Origine et histoire du Château d'Entrevaux
Le château d'Entrevaux, situé à Saint-Priest en Ardèche (région Auvergne-Rhône-Alpes), est un monument du 2e quart du XVIIe siècle, bien que ses origines remontent potentiellement au XIIe siècle. Construit entre les vallées de l'Ouvèze et de Vaumale, il servait à défendre le château de Privas et l'ancienne route du col de l'Escrinet. Son architecture combine des éléments défensifs médiévaux (murs épais, fossés, tours rondes) et des influences Renaissance italienne, comme en témoignent ses larges ouvertures et son décor intérieur.

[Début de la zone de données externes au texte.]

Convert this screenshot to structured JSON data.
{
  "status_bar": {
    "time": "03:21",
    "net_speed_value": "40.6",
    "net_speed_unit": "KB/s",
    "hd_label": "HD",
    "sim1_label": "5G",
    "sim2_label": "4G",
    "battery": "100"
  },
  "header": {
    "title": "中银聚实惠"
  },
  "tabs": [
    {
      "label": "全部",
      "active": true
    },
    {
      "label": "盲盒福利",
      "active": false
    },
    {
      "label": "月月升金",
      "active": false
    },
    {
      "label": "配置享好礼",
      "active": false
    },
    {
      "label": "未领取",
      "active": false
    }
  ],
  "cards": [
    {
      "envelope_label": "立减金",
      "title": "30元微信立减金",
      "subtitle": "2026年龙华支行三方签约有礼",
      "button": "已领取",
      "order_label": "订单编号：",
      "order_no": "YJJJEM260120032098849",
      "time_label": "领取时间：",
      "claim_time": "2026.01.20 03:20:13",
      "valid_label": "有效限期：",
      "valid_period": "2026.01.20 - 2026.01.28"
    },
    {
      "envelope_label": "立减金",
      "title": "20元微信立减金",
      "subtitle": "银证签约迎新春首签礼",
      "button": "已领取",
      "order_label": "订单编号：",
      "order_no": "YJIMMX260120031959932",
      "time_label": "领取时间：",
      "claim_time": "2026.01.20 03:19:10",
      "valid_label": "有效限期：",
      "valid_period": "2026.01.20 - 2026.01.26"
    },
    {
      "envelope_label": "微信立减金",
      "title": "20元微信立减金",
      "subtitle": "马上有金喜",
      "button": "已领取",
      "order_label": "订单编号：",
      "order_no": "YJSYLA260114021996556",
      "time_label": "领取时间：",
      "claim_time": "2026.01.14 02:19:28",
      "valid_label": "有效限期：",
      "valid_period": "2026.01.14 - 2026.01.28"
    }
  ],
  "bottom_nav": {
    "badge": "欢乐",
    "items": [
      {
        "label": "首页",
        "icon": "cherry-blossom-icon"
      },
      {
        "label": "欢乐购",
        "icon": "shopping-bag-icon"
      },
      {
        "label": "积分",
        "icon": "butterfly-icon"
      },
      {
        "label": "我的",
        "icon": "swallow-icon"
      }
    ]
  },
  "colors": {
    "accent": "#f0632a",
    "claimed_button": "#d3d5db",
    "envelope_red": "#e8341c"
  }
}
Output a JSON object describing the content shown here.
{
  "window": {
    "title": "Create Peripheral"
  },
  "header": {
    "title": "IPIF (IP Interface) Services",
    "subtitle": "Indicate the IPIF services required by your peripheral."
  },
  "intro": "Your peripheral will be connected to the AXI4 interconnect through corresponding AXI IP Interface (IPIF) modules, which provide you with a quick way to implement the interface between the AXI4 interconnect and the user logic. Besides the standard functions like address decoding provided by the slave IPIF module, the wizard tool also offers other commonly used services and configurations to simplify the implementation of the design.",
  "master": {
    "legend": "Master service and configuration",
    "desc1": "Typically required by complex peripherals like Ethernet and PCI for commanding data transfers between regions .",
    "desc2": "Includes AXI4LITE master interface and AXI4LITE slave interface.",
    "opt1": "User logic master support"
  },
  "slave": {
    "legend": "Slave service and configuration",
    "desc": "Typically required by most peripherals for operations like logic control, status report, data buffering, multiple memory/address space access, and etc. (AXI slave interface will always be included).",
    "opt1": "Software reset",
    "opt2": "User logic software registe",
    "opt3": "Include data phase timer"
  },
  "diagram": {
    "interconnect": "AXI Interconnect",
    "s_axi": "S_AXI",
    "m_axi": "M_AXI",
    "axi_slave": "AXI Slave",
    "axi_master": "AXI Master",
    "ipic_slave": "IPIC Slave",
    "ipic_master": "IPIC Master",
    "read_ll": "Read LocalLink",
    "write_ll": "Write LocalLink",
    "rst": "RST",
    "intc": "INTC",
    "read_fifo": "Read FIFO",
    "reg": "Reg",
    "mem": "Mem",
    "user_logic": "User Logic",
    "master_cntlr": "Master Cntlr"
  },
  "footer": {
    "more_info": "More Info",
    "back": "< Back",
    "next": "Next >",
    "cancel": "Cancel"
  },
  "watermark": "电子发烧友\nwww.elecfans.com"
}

Au XVe siècle, le château aurait été assiégé et pillé par des routiers, qui attaquèrent ensuite le monastère Saint-Michel. Son rôle fut plus marqué lors des guerres de Religion, notamment pendant le siège de Privas (1629). Le protestant René de Bénéfice de Cheylus, sieur d'Entrevaux, y capitula face à Louis XIII. Le château abritta alors Richelieu et le comte de Soissons, qui y organisèrent le siège de la ville. Après la victoire royale, Richelieu ordonna sa destruction, mais seules les tours furent écrasées.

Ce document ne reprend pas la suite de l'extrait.